Monday, April 6, 2009

from end user Gregory Fraser

Needles to Say

Heroin and darning, thistle of my Scottish birth; royal knitters' in the court
of Henry VIII-needles to say, in land-time we mean nil, and travel mostly paper seas.

By syringe, we should give ourselves to fruit and infant laughter, plunge the moon's
dilation in Gwendolyn Bay. Hypodermics of sunlight, injections of vitamin D

to keep the rickets away. Ask me, and every country should select a stitch,
as Denmark chose the "cross." Romantic collars, tablecloth of filet crochet.

You find the pulse, tighten rubber on the upper arm; I'll swab and jab the crook,
draw until we understand only what our names allow. Samplers that bless

a cozy abode, Rich's "ivory [ . . . ] hard to pull." Needles to say, it's always
summer for the reader, though the spring of sounding out words is passed.

No wonder June nights dive like gulls as we try to hold one longing, failing
as the brush toads failed to convince: the seventh kitten was a sad mistake.

Unlike embroidery, needlepoint uses canvas to form new fabric. The very fine
is called petit-point. Like needlepoint, I pry cherrystones apart, and you

spritz lemon into their china bowls. This late, Montauk, only the rudders
of our sexes steer. The winds are salty and a shadow sprawls beneath

our neighbors' pine.

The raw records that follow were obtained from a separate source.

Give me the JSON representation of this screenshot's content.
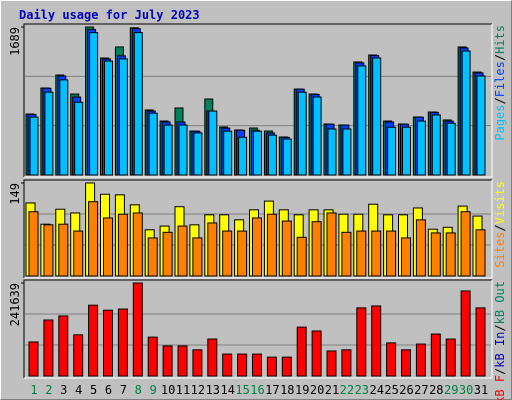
{
  "separator": "/",
  "chart_data": [
    {
      "type": "bar",
      "title": "Daily usage for July 2023",
      "ylim": [
        0,
        1689
      ],
      "yticks": [
        1689
      ],
      "grid": true,
      "legend_reverse": true,
      "series": [
        {
          "name": "Hits",
          "color": "#00805C",
          "values": [
            696,
            993,
            1141,
            924,
            1689,
            1335,
            1461,
            1680,
            742,
            616,
            765,
            502,
            867,
            548,
            514,
            536,
            502,
            434,
            981,
            924,
            582,
            571,
            1290,
            1369,
            616,
            582,
            662,
            719,
            628,
            1461,
            1175
          ]
        },
        {
          "name": "Files",
          "color": "#0040FF",
          "values": [
            690,
            990,
            1130,
            890,
            1660,
            1325,
            1360,
            1670,
            730,
            605,
            605,
            500,
            730,
            535,
            510,
            510,
            480,
            430,
            980,
            920,
            580,
            570,
            1280,
            1365,
            605,
            580,
            660,
            715,
            615,
            1450,
            1165
          ]
        },
        {
          "name": "Pages",
          "color": "#00C0FF",
          "values": [
            660,
            945,
            1085,
            830,
            1625,
            1300,
            1325,
            1625,
            705,
            570,
            570,
            480,
            730,
            500,
            430,
            500,
            455,
            410,
            945,
            890,
            525,
            525,
            1245,
            1335,
            545,
            545,
            615,
            685,
            590,
            1415,
            1130
          ]
        }
      ]
    },
    {
      "type": "bar",
      "ylim": [
        0,
        149
      ],
      "yticks": [
        149
      ],
      "grid": true,
      "legend_reverse": true,
      "series": [
        {
          "name": "Visits",
          "color": "#FFFF00",
          "values": [
            117,
            83,
            107,
            101,
            149,
            131,
            130,
            114,
            74,
            80,
            111,
            82,
            98,
            98,
            90,
            106,
            120,
            106,
            98,
            106,
            106,
            99,
            99,
            115,
            98,
            98,
            109,
            75,
            78,
            112,
            96
          ]
        },
        {
          "name": "Sites",
          "color": "#FF8000",
          "values": [
            103,
            82,
            83,
            72,
            119,
            93,
            99,
            101,
            61,
            70,
            80,
            61,
            85,
            72,
            72,
            93,
            99,
            88,
            62,
            87,
            101,
            70,
            72,
            72,
            72,
            61,
            90,
            69,
            69,
            103,
            74
          ]
        }
      ]
    },
    {
      "type": "bar",
      "ylim": [
        0,
        241639
      ],
      "yticks": [
        241639
      ],
      "grid": true,
      "legend_reverse": false,
      "categories": [
        "1",
        "2",
        "3",
        "4",
        "5",
        "6",
        "7",
        "8",
        "9",
        "10",
        "11",
        "12",
        "13",
        "14",
        "15",
        "16",
        "17",
        "18",
        "19",
        "20",
        "21",
        "22",
        "23",
        "24",
        "25",
        "26",
        "27",
        "28",
        "29",
        "30",
        "31"
      ],
      "category_colors": [
        "#008040",
        "#008040",
        "#000000",
        "#000000",
        "#000000",
        "#000000",
        "#000000",
        "#008040",
        "#008040",
        "#000000",
        "#000000",
        "#000000",
        "#000000",
        "#000000",
        "#008040",
        "#008040",
        "#000000",
        "#000000",
        "#000000",
        "#000000",
        "#000000",
        "#008040",
        "#008040",
        "#000000",
        "#000000",
        "#000000",
        "#000000",
        "#000000",
        "#008040",
        "#008040",
        "#000000"
      ],
      "series": [
        {
          "name": "kB F",
          "color": "#FF0000",
          "values": [
            88410,
            145500,
            156000,
            107000,
            184000,
            171000,
            174000,
            241639,
            101000,
            78000,
            78000,
            68000,
            96000,
            57000,
            57000,
            57000,
            49000,
            49000,
            127000,
            117000,
            65000,
            68000,
            177000,
            182000,
            86000,
            68000,
            83000,
            109000,
            96000,
            221000,
            177000
          ]
        }
      ],
      "legend_only": [
        {
          "name": "kB In",
          "color": "#0000C0"
        },
        {
          "name": "kB Out",
          "color": "#00805C"
        }
      ]
    }
  ]
}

We fear these neighbors, needles to say, but are protected
by heat lightning's electric fence. It's good to be only seasonally afraid.

I dropped a diamond on Led Zeppelin I, began the spacewalk of my teens.
(You recall LPs, those Hegelians with their spiraling ideals.) And once,

a doctor drove a long one in my ankle to drive an ache away. Earlier,
no later, no now: my wife pokes hormones in her thigh, calling herself,

with a chortle, The Hen. But her laughter is missing something more
than the terminal "s" in a mistyped transitional phrase. It could be

we can't have children, and it seems-clearer than ever-
poetry can't take their place. Needles to say, you'll say.

Note from the end user Gregory Fraser:
I was working a lot with the renga, and with a combination of "scientific" and "religious" texts. I gathered a lot of passages composed with Gnoetry into a large block, and then started to add to and strip away from the language in a relatively wild rush. I let the draft sit for a couple of weeks, adding polish and form very late in the game.